Sapriadi Anwar mengatakan, peristiwa pembunuhan itu diperkirakan terjadi sekira pukul 16.40 WITA pada Jumat (20/10) sore.
Berdasarkan keterangan saksi mata bernama Risno, kejadian itu bermula sekitar pukul 16.30 WITA. Dimana terduga pelaku datang ke TKP mencari korban sambil teriak-teriak menyebut nama korban lalu masuk ke dalam rumah disaat korban sedang beristirahat di dalam kamar.
Sontak saja, korban terbangun dan mendatangi RM yang sudah berada di ruang tamu sambil mengunci pintu rumah.
Alhasil, Keduanya langsung adu mulut hingga aksi duel pun terjadi.
"RM diduga mengeluarkan sebilah badik (sajam) yang sudah di persiapkan dan langsung melakukan penikaman kepada korban pada bagian perut secara berulang kali yang mengakibatkan korban mengeluarkan darah hingga meninggal dunia di TKP," jelas Supriadi.
Setelah korban tersungkur ke lantai, RM juga menyerang Risno namun saksi berhasil menghindar dan lari keluar rumah.

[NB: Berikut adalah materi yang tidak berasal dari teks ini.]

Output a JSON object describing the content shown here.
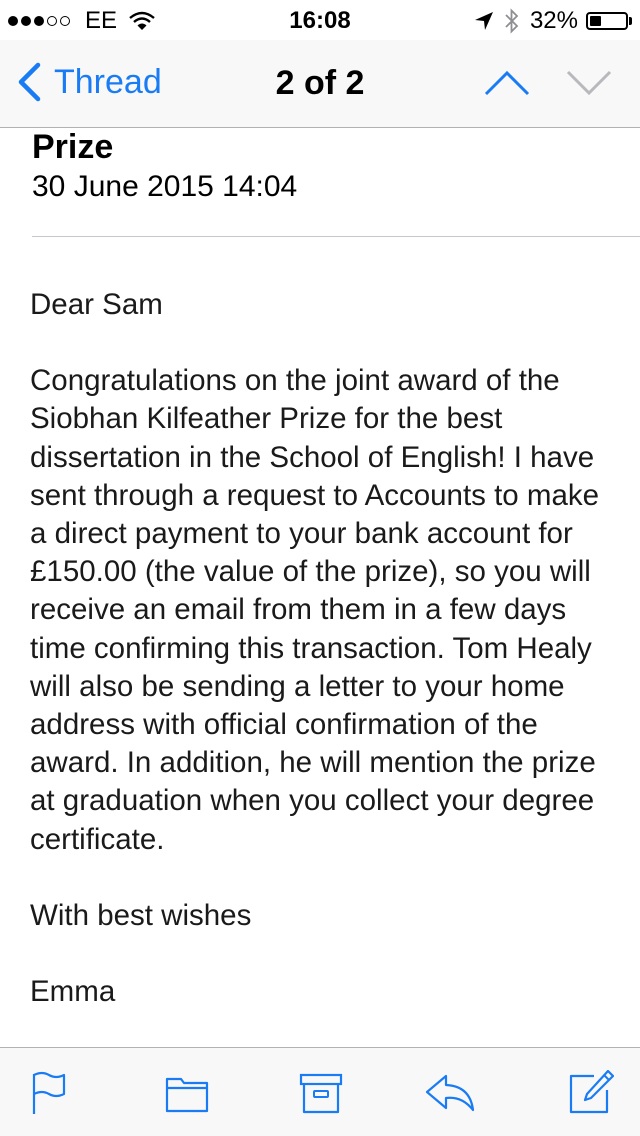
{
  "status_bar": {
    "carrier": "EE",
    "signal_bars_filled": 3,
    "signal_bars_total": 5,
    "time": "16:08",
    "battery_percent": "32%",
    "battery_level": 0.32,
    "icons": [
      "wifi-icon",
      "location-arrow-icon",
      "bluetooth-icon",
      "battery-icon"
    ]
  },
  "nav": {
    "back_label": "Thread",
    "title": "2 of 2",
    "icons": [
      "chevron-left-icon",
      "chevron-up-icon",
      "chevron-down-icon"
    ],
    "accent": "#1a7cf4",
    "disabled_color": "#b8b8bd"
  },
  "message": {
    "subject": "Prize",
    "date": "30 June 2015 14:04",
    "greeting": "Dear Sam",
    "paragraph": "Congratulations on the joint award of the Siobhan Kilfeather Prize for the best dissertation  in the School of English!  I have sent through a request to Accounts to make a direct payment to your bank account for £150.00 (the value of the prize), so you will receive an email from them in a few days time confirming this transaction.  Tom Healy will also be sending a letter to your home address with official confirmation of the award.  In addition, he will mention the prize at graduation when you collect your degree certificate.",
    "closing": "With best wishes",
    "signature": "Emma"
  },
  "toolbar": {
    "icons": [
      "flag-icon",
      "folder-icon",
      "archive-icon",
      "reply-icon",
      "compose-icon"
    ],
    "color": "#1a7cf4"
  }
}
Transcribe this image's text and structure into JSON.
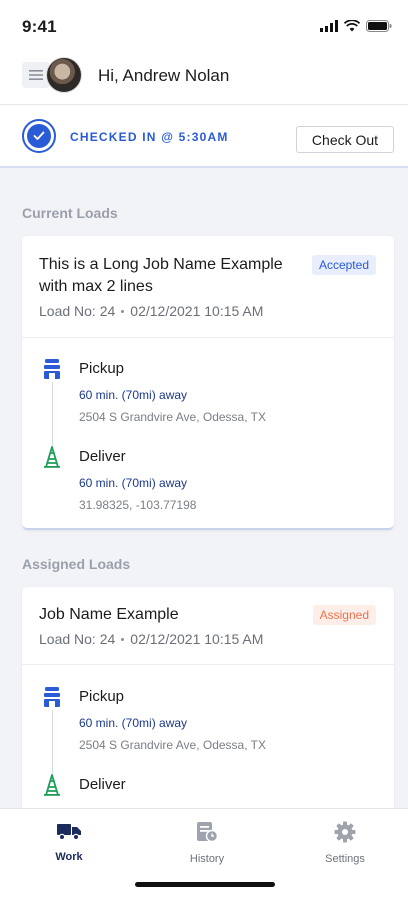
{
  "status_bar": {
    "time": "9:41"
  },
  "header": {
    "greeting": "Hi, Andrew Nolan"
  },
  "checkin": {
    "status_text": "CHECKED IN @ 5:30AM",
    "checkout_label": "Check Out"
  },
  "sections": {
    "current": "Current Loads",
    "assigned": "Assigned Loads"
  },
  "current_load": {
    "job_name": "This is a Long Job Name Example with max 2 lines",
    "status": "Accepted",
    "load_no": "Load No: 24",
    "datetime": "02/12/2021 10:15 AM",
    "pickup": {
      "title": "Pickup",
      "eta": "60 min. (70mi) away",
      "address": "2504 S Grandvire Ave, Odessa, TX"
    },
    "deliver": {
      "title": "Deliver",
      "eta": "60 min. (70mi) away",
      "address": "31.98325, -103.77198"
    }
  },
  "assigned_load": {
    "job_name": "Job Name Example",
    "status": "Assigned",
    "load_no": "Load No: 24",
    "datetime": "02/12/2021 10:15 AM",
    "pickup": {
      "title": "Pickup",
      "eta": "60 min. (70mi) away",
      "address": "2504 S Grandvire Ave, Odessa, TX"
    },
    "deliver": {
      "title": "Deliver"
    }
  },
  "tabs": [
    {
      "label": "Work",
      "icon": "truck-icon",
      "active": true
    },
    {
      "label": "History",
      "icon": "document-clock-icon",
      "active": false
    },
    {
      "label": "Settings",
      "icon": "gear-icon",
      "active": false
    }
  ],
  "colors": {
    "primary": "#2a5bd7",
    "navy": "#1b2b5c",
    "accepted_bg": "#e8eefc",
    "assigned": "#e8744f",
    "deliver_icon": "#1e9e57"
  }
}
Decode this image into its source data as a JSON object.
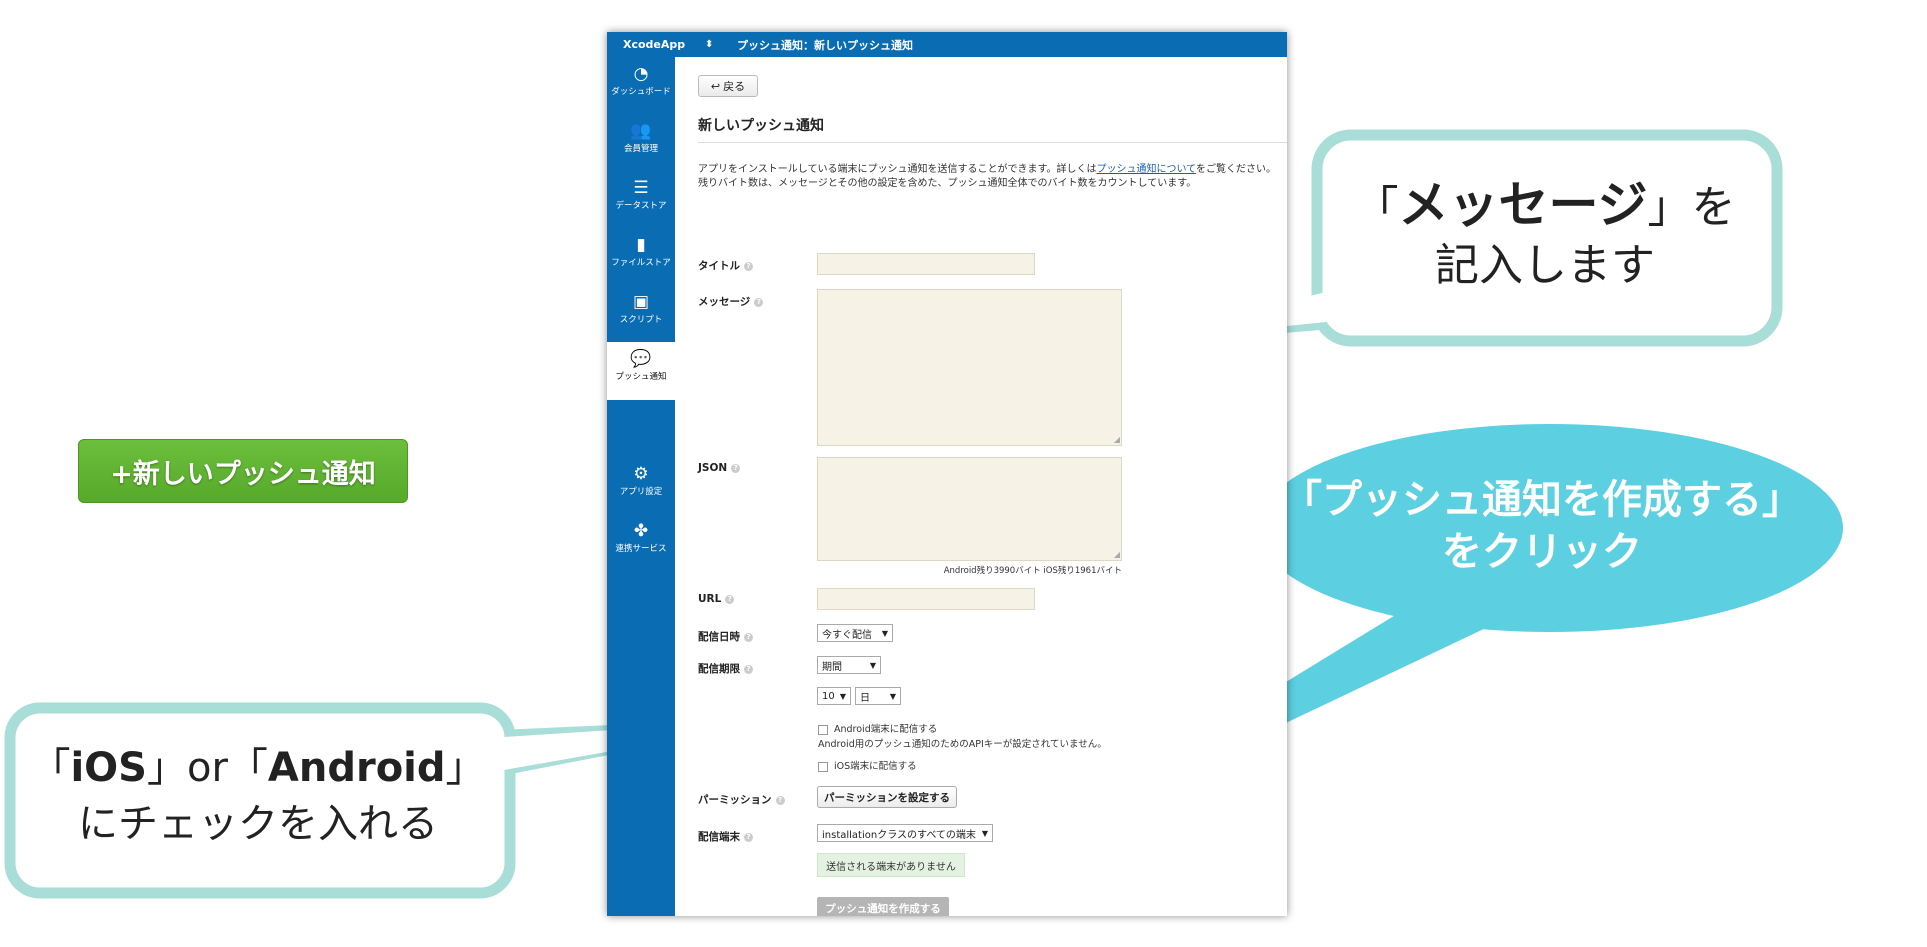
{
  "new_push_button": "+新しいプッシュ通知",
  "topbar": {
    "app_name": "XcodeApp",
    "switch_icon": "⬍",
    "breadcrumb": "プッシュ通知：新しいプッシュ通知"
  },
  "sidebar": {
    "items": [
      {
        "label": "ダッシュボード",
        "icon": "dashboard-icon"
      },
      {
        "label": "会員管理",
        "icon": "users-icon"
      },
      {
        "label": "データストア",
        "icon": "datastore-icon"
      },
      {
        "label": "ファイルストア",
        "icon": "file-icon"
      },
      {
        "label": "スクリプト",
        "icon": "script-icon"
      },
      {
        "label": "プッシュ通知",
        "icon": "chat-bubble-icon",
        "active": true
      },
      {
        "label": "アプリ設定",
        "icon": "gears-icon"
      },
      {
        "label": "連携サービス",
        "icon": "integrations-icon"
      }
    ]
  },
  "main": {
    "back_label": "戻る",
    "page_title": "新しいプッシュ通知",
    "desc": {
      "line1_pre": "アプリをインストールしている端末にプッシュ通知を送信することができます。詳しくは",
      "link": "プッシュ通知について",
      "line1_post": "をご覧ください。",
      "line2": "残りバイト数は、メッセージとその他の設定を含めた、プッシュ通知全体でのバイト数をカウントしています。"
    },
    "labels": {
      "title": "タイトル",
      "message": "メッセージ",
      "json": "JSON",
      "url": "URL",
      "delivery_time": "配信日時",
      "delivery_period": "配信期限",
      "permission": "パーミッション",
      "target": "配信端末"
    },
    "help_glyph": "?",
    "byte_count": "Android残り3990バイト iOS残り1961バイト",
    "delivery_time_value": "今すぐ配信",
    "delivery_period_value": "期間",
    "period_number": "10",
    "period_unit": "日",
    "android_checkbox": "Android端末に配信する",
    "android_note": "Android用のプッシュ通知のためのAPIキーが設定されていません。",
    "ios_checkbox": "iOS端末に配信する",
    "permission_button": "パーミッションを設定する",
    "target_value": "installationクラスのすべての端末",
    "no_devices": "送信される端末がありません",
    "create_button": "プッシュ通知を作成する"
  },
  "callouts": {
    "message": {
      "open": "「",
      "bold": "メッセージ",
      "close": "」を",
      "line2": "記入します"
    },
    "create": {
      "line1": "「プッシュ通知を作成する」",
      "line2": "をクリック"
    },
    "os": {
      "open1": "「",
      "bold1": "iOS",
      "mid": "」or「",
      "bold2": "Android",
      "close": "」",
      "line2": "にチェックを入れる"
    }
  },
  "colors": {
    "sidebar": "#0a6db4",
    "green": "#5fb232",
    "callout_border": "#a8ddd8",
    "ellipse": "#5ccfe0"
  }
}
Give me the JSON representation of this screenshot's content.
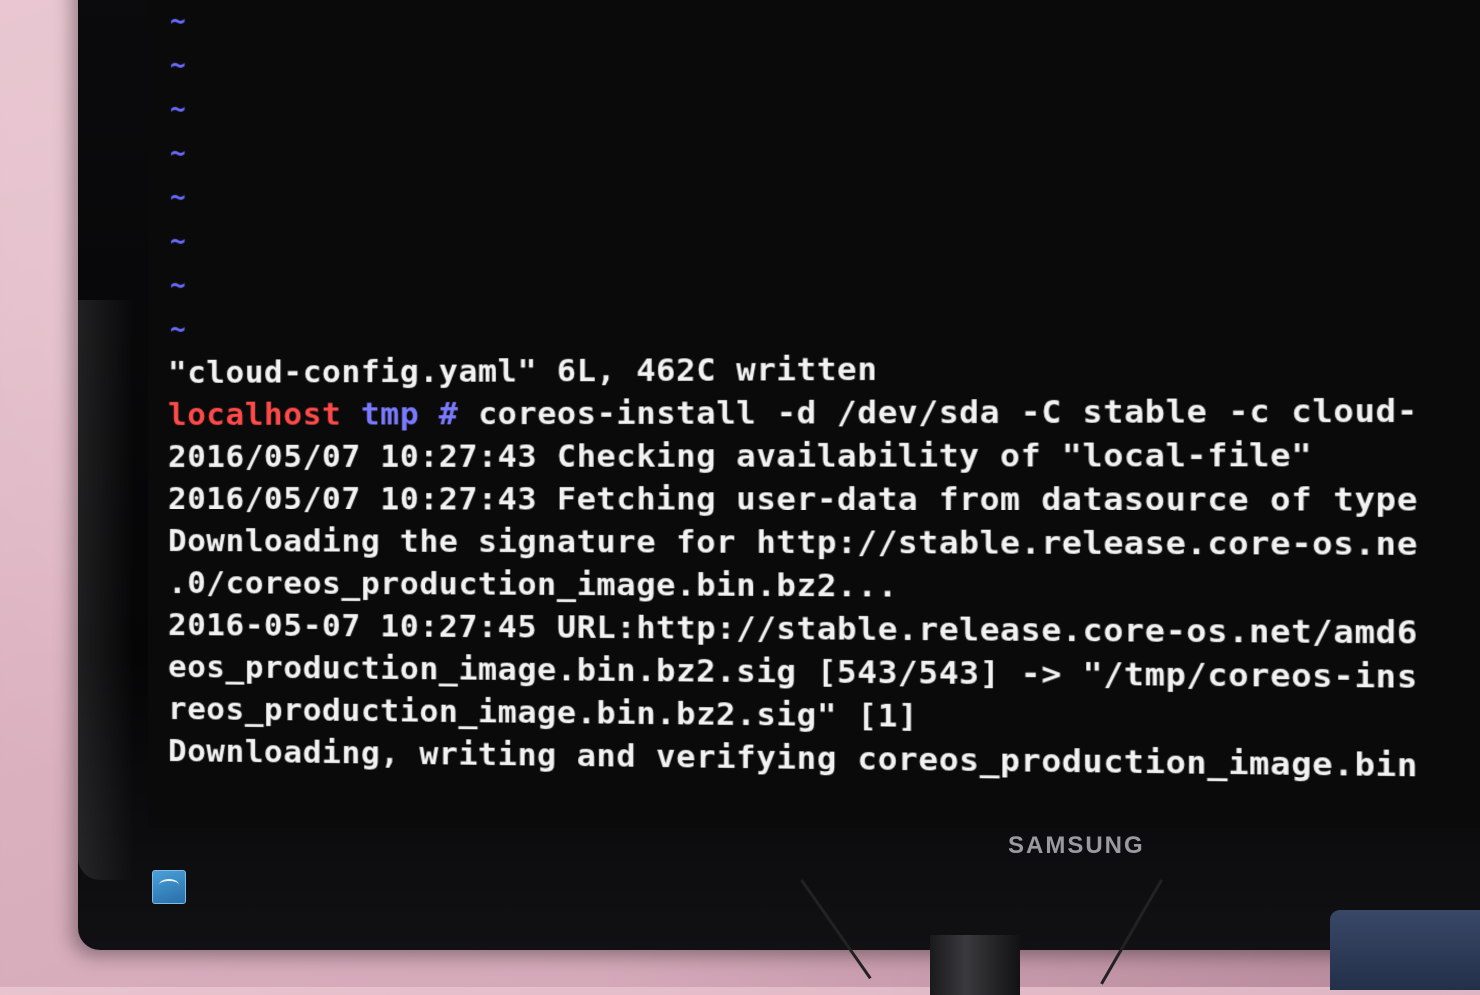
{
  "vim": {
    "tilde_lines": [
      "~",
      "~",
      "~",
      "~",
      "~",
      "~",
      "~",
      "~"
    ],
    "status_message": "\"cloud-config.yaml\" 6L, 462C written"
  },
  "prompt": {
    "host": "localhost",
    "dir": "tmp",
    "symbol": "#",
    "command": "coreos-install -d /dev/sda -C stable -c cloud-"
  },
  "output_lines": [
    "2016/05/07 10:27:43 Checking availability of \"local-file\"",
    "2016/05/07 10:27:43 Fetching user-data from datasource of type",
    "Downloading the signature for http://stable.release.core-os.ne",
    ".0/coreos_production_image.bin.bz2...",
    "2016-05-07 10:27:45 URL:http://stable.release.core-os.net/amd6",
    "eos_production_image.bin.bz2.sig [543/543] -> \"/tmp/coreos-ins",
    "reos_production_image.bin.bz2.sig\" [1]",
    "Downloading, writing and verifying coreos_production_image.bin"
  ],
  "monitor": {
    "brand": "SAMSUNG"
  },
  "colors": {
    "host": "#ff4a4a",
    "dir": "#7a7aff",
    "tilde": "#6a6aff",
    "text": "#f2f2f2",
    "background": "#0a0a0a"
  }
}
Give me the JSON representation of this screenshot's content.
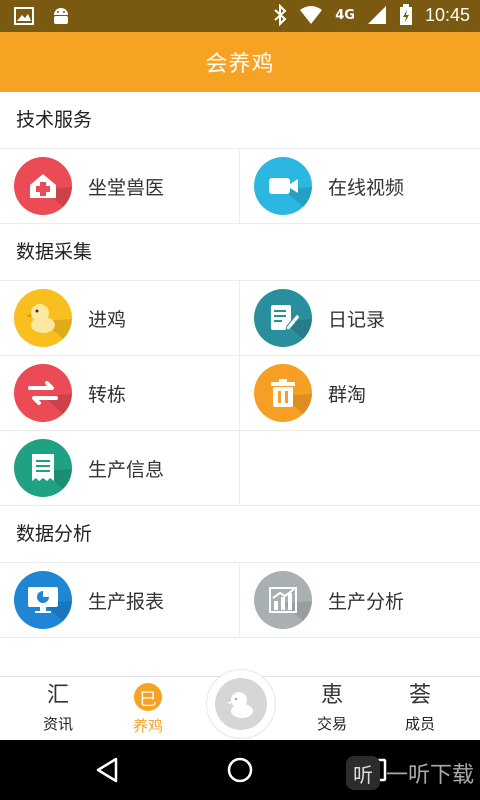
{
  "status_bar": {
    "time": "10:45",
    "network": "4G",
    "icons": [
      "image-icon",
      "android-icon",
      "bluetooth-icon",
      "wifi-icon",
      "signal-icon",
      "battery-icon"
    ]
  },
  "header": {
    "title": "会养鸡"
  },
  "sections": [
    {
      "title": "技术服务",
      "items": [
        {
          "label": "坐堂兽医",
          "icon": "clinic-icon",
          "color": "#ea4b55"
        },
        {
          "label": "在线视频",
          "icon": "video-camera-icon",
          "color": "#2bb7e0"
        }
      ]
    },
    {
      "title": "数据采集",
      "items": [
        {
          "label": "进鸡",
          "icon": "chick-icon",
          "color": "#f8bf1f"
        },
        {
          "label": "日记录",
          "icon": "notebook-edit-icon",
          "color": "#2a8f9c"
        },
        {
          "label": "转栋",
          "icon": "transfer-arrows-icon",
          "color": "#ea4b55"
        },
        {
          "label": "群淘",
          "icon": "trash-icon",
          "color": "#f5a024"
        },
        {
          "label": "生产信息",
          "icon": "receipt-icon",
          "color": "#1fa283"
        }
      ]
    },
    {
      "title": "数据分析",
      "items": [
        {
          "label": "生产报表",
          "icon": "monitor-chart-icon",
          "color": "#1f86d6"
        },
        {
          "label": "生产分析",
          "icon": "bar-chart-icon",
          "color": "#a9b0b2"
        }
      ]
    }
  ],
  "bottom_nav": {
    "items": [
      {
        "label": "资讯",
        "glyph": "汇",
        "active": false
      },
      {
        "label": "养鸡",
        "glyph": "巳",
        "active": true
      },
      {
        "label": "交易",
        "glyph": "恵",
        "active": false
      },
      {
        "label": "成员",
        "glyph": "荟",
        "active": false
      }
    ],
    "accent": "#f6a324"
  },
  "watermark": {
    "text": "一听下载",
    "badge": "听"
  }
}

Setelah kejadian itu, polisi yang menerima informasi itu sekitar pukul 17.00 Wita langsung menuju ke lokasi dan melakukan olah Tempat Kejadian Perkara.
"Setelah mendapatkan Informasi, selanjutnya tim INAFIS Identifikasi Sat Reskrim Polres Jeneponto melakukan olah Tempat Kejadian Perkara," cetusnya.
Usai polisi melakukan olah TKP, jenazah korban langsung dibawa ke RSUD Lanto Dg Pasewang untuk dilakukan Vet Et Revertum (VER).
"Korban setelah di visum diserahkan kepada pihak keluarga Sementara pelaku langsung menyerahkan diri ke Mapolsek Binamu," pungkasnya.